Na primeira sexta-feira desse mês das flores e cores, que caiu num dia desse mês que gosto muito e dia da semana aqui na Bahia de vestir branco, vou lançar um desafio multicor para o final de semana e semana. Está aberto o segundo Concurso cultural aqui do Blog, que espero seja tão colorido e concorrido quanto o último (ver aqui). Nesse concurso vale foto no instagram, blog ou face, com legenda poética e criatividade.
A publicação, seja em qual dos canais for, deve ter as hashtags: #crônicas gris, #coresepoesia, #coloridoconcursodomeublogeeu. Anotou tudinho? Põe então seu olhar poético no visor da máquina de fotos ou celular, dedinhos e conexão para funcionarem.
A proposta é interação, semeadura poética, incentivo a fotografia, escrita e leitura. Os participantes devem deixar aqui o link da publicação, mandar para meu e-mail (no Insta usando as # já dá para acompanhar), para minha visualização e de Ana Paula Amaral, parceira da escolha, escritora e amiga.
A publicação vencedora, vai ter a foto e legenda publicadas e cronicalizadas aqui e no blog de Ana, além de ganhar um exemplar do livro Crônicas Gris, escrito em crônicas, cores e poesia por ela (ver uma das publicações minhas sobre o livro aqui) e um marcador de meu blog com um recadinho no verso. A data para publicação e registro aqui nos comentários dessa postagem é até a próxima sexta-feira, dia 12 de setembro. Se avia!

4 de setembro de 2014

Vocabulês

Eu adoro saberes linguísticos, curiosidades regionais de vocabulário, palavrices, sotaques e tudo mais que quem é meu leitor ou convive comigo e me conhece sabe. Pois bem, quem não sabia ou quer saber mais sobre esse meu bem querer e tiver a fim de ler postagens no tema semeadas por aqui, clica nas palavras links a seguir: confuseirice, marcianice, sotaquice, poliglotice, palindromice, nordestice.
Para mim, novidade recente foi a descoberta de que bergamota é tangerina. Ganhei um creme para as mãos de bergamota, adorei o cheiro e fui pesquisar o que seria a tal substância de delicioso aroma, boba foi a minha descoberta.

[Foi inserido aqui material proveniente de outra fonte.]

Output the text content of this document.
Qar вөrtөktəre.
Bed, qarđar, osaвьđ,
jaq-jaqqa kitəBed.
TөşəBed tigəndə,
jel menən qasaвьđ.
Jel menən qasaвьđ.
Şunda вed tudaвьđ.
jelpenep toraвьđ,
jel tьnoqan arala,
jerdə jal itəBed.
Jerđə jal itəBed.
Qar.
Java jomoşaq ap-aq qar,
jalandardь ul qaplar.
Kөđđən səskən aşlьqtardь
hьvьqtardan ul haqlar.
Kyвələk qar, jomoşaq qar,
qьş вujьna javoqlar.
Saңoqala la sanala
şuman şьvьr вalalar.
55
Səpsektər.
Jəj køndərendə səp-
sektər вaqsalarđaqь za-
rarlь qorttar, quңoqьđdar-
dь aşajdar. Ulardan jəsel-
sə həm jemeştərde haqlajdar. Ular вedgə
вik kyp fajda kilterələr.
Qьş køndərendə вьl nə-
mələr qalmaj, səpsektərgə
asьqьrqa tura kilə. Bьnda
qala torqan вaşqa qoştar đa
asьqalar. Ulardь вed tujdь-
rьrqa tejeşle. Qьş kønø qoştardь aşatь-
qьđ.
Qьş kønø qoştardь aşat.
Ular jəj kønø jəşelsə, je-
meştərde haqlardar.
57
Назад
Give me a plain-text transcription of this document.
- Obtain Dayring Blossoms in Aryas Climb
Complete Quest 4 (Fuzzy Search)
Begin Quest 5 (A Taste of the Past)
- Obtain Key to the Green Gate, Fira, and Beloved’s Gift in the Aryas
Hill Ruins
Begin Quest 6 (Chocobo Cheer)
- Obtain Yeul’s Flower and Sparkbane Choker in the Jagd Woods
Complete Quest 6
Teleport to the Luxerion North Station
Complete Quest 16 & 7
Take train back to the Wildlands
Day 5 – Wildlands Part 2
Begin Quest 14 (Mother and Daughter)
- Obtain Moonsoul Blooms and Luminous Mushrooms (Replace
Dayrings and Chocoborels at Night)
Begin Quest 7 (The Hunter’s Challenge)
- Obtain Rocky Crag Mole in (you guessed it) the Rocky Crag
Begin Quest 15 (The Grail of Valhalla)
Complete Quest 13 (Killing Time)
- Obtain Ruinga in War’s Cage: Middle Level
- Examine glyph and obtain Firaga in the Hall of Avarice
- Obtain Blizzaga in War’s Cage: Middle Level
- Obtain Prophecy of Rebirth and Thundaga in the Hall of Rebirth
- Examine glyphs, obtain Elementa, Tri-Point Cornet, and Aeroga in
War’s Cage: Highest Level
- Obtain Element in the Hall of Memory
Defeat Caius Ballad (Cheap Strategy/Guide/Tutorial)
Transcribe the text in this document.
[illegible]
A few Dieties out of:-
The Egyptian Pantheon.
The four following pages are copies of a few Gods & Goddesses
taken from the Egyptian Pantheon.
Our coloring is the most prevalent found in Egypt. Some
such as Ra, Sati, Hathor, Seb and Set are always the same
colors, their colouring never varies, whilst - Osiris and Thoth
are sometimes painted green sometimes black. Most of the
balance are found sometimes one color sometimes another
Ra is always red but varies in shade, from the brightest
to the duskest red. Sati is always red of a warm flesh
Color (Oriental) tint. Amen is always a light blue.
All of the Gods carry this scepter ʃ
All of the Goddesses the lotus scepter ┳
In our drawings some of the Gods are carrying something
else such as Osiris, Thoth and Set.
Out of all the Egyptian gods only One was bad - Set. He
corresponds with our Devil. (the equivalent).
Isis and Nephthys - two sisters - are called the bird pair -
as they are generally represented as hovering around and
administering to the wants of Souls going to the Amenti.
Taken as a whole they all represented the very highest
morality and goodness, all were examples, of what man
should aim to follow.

Sei ser mexerica também um nome dado a alaranjada fruta de gomos que denuncia o comedor ao abri-la e também após lavar as mãos por algumas vezes depois de pegar nela e confesso achar esse nome com um que de comer e danar a fuxicar, mexericar (risos). Será?  Me pus a perguntar, que esse codinome é por ela mexericar o comedor com seu odor? Huuummm!!! Viajei? Ou será que acertei? Ou uma correlação doida inventei?
Além das palavras que me lembro já resenhei e já me peguei pesquisando sinônimos Brasil afora, como mandioca, que é macaxeira que para mim é aipim, a palavra da vez é bombom, queimado como se chama muito aqui na Bahia, caramelo como é um clássico chamar, bala (gosto dessa não, tem um que de gangster, faroeste, me dá uma bala e puuuum). 
Quero saber como você chama essa guloseima de infância, que conheço como jujuba ou bala de goma. Não podia deixar de registar a canção que me pus de fundo musical enquanto escrevia esse blá blá blá a cantarolar: "Doce doce doce, a vida é um doce vida é mel". Pedaço do céu é mesmo a vida, que sempre lembremos. Pedacinhos de infância são bombons, que essas e outras doçuras, de comer, fazer, ver, a gente se permita sempre, para um recheado, colorido e rico viver e reviver.